On Wed, Jun 11, 2003 at 11:50:32AM -0700, Bryan O'Sullivan wrote:

> The time code for x86-64 in 2.5.70 isout of date and wildly unstable,
> setting the clock to the year 1,115,117 (!) during boot about 60% of the
> time. This subsequently causes other pieces of completely unrelated
> userspace software to crash randomly for no obvious reason once the
> system comes up.
>
> I've forward-ported Vojtech's time code from 2.4, fixing some locking
> along the way. The new code supports using the AMD8111 HPET for time
> calculations. It also works stably with the PIT/TSC on every boot,
> which is the source of the time problems in current 2.5.

Thanks a lot for your work!

> Right now, the only known problem is with the fixup of jiffies if a
> timer interrupt is lost, which I've hence turned off. There's
> preliminary support for using HPET for the gettimeofday vsyscall, but
> since vsyscalls are disabled on x86-64 for now, that's obviously
> untested.

This is interesting. I'll have to test why the number of lost tick is
computed incorrectly ....

> --- linux-2.5/arch/x86_64/Kconfig 2003-06-11 11:43:09.000000000 -0700
> +++ x86-64-2.5/arch/x86_64/Kconfig 2003-06-11 10:39:45.000000000 -0700
> @@ -52,6 +52,18 @@
> klogd/syslogd or the X server. You should normally N here, unless
> you want to debug such a crash.
>
> +config HPET_TIMER
> + bool
> + default n
> + help
> + Use the IA-PC HPET (High Precision Event Timer) to manage
> + time in preference to the PIT and RTC, if a HPET is
> + present. The HPET provides a stable time base on SMP
> + systems, unlike the RTC, but it is more expensive to access,

... probably that should be 'unlike the TSC'? Since RTC does provide a
stable time base on a SMP system, and is very far off chip, too.

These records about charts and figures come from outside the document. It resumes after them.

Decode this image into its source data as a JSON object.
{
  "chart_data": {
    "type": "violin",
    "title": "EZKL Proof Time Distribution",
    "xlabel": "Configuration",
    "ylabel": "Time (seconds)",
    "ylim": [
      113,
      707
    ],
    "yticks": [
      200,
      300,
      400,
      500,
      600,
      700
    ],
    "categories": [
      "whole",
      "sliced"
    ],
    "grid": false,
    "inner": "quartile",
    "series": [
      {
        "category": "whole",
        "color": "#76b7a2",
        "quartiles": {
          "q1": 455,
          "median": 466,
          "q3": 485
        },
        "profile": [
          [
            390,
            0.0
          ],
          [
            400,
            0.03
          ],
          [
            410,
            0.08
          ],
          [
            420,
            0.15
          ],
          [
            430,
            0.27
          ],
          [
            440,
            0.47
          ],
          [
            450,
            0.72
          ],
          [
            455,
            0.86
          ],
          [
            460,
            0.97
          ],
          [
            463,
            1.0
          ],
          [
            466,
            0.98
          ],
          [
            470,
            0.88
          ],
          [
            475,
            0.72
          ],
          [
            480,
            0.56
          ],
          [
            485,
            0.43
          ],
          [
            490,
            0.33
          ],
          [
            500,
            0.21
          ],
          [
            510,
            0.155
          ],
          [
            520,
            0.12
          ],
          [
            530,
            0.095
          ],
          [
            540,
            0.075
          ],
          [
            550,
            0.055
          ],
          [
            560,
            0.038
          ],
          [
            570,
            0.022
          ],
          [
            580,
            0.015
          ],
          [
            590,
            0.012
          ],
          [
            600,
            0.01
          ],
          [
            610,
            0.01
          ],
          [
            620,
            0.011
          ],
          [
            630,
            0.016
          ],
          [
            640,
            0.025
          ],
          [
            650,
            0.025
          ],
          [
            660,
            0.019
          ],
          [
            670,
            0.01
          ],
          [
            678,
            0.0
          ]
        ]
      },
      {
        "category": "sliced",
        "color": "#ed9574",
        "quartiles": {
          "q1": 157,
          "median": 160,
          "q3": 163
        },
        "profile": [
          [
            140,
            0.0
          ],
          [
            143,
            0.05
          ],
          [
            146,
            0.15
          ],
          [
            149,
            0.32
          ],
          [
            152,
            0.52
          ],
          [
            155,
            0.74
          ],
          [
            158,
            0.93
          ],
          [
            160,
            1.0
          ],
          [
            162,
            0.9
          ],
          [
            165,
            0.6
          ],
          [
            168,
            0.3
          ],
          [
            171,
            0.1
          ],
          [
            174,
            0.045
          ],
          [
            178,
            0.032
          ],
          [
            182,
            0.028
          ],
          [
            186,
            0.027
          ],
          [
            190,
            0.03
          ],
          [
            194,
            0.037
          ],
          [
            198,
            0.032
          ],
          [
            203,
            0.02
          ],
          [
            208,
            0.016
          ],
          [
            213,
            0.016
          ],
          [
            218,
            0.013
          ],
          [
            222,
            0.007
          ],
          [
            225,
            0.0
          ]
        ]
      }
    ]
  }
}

> + as it is off-chip. You can find the HPET spec at
> + <http://www.intel.com/labs/platcomp/hpet/hpetspec.htm>.
> +
> + If unsure, say Y.
>
> config GENERIC_ISA_DMA
> bool
>

--
Vojtech Pavlik
SuSE Labs, SuSE CR

2003-06-11 20:39:23

by john stultz

[permalink] [raw]
Subject: Re: [PATCH] New x86_64 time code for 2.5.70

On Wed, 2003-06-11 at 11:50, Bryan O'Sullivan wrote:
> I've forward-ported Vojtech's time code from 2.4, fixing some locking
> along the way. The new code supports using the AMD8111 HPET for time
> calculations. It also works stably with the PIT/TSC on every boot,
> which is the source of the time problems in current 2.5.

Oh drat, you beat me to it! I've been working on the very same thing.
This is very much needed, so thanks for doing this.

> Right now, the only known problem is with the fixup of jiffies if a
> timer interrupt is lost, which I've hence turned off. There's
> preliminary support for using HPET for the gettimeofday vsyscall, but
> since vsyscalls are disabled on x86-64 for now, that's obviously
> untested.

I'll start testing your patch and I'll see if I can't fixup the lost
tick compensation.

thanks!
-john

2003-06-11 21:13:53

by Mika Penttilä

[permalink] [raw]
Subject: Re: [PATCH] New x86_64 time code for 2.5.70

/*
+ * Read the period, compute tick and quotient.
+ */
+
+ id = hpet_readl(HPET_ID);
+
+ if (!(id & HPET_ID_VENDOR) || !(id & HPET_ID_NUMBER) ||
+ !(id & HPET_ID_LEGSUP))
+ return -1;
+
+ hpet_period = hpet_readl(HPET_PERIOD);
+ if (hpet_period < 100000 || hpet_period > 100000000)
+ return -1;
+


Line below seems to be wrong, given hpet period is in fsecs.


+ hpet_tick = (tick_nsec + hpet_period / 2) / hpet_period;





--Mika





2003-06-11 21:16:42

by Bryan O'Sullivan

[permalink] [raw]
Subject: Re: [PATCH] New x86_64 time code for 2.5.70

On Wed, 2003-06-11 at 14:32, Mika Penttilä wrote:

> Line below seems to be wrong, given hpet period is in fsecs.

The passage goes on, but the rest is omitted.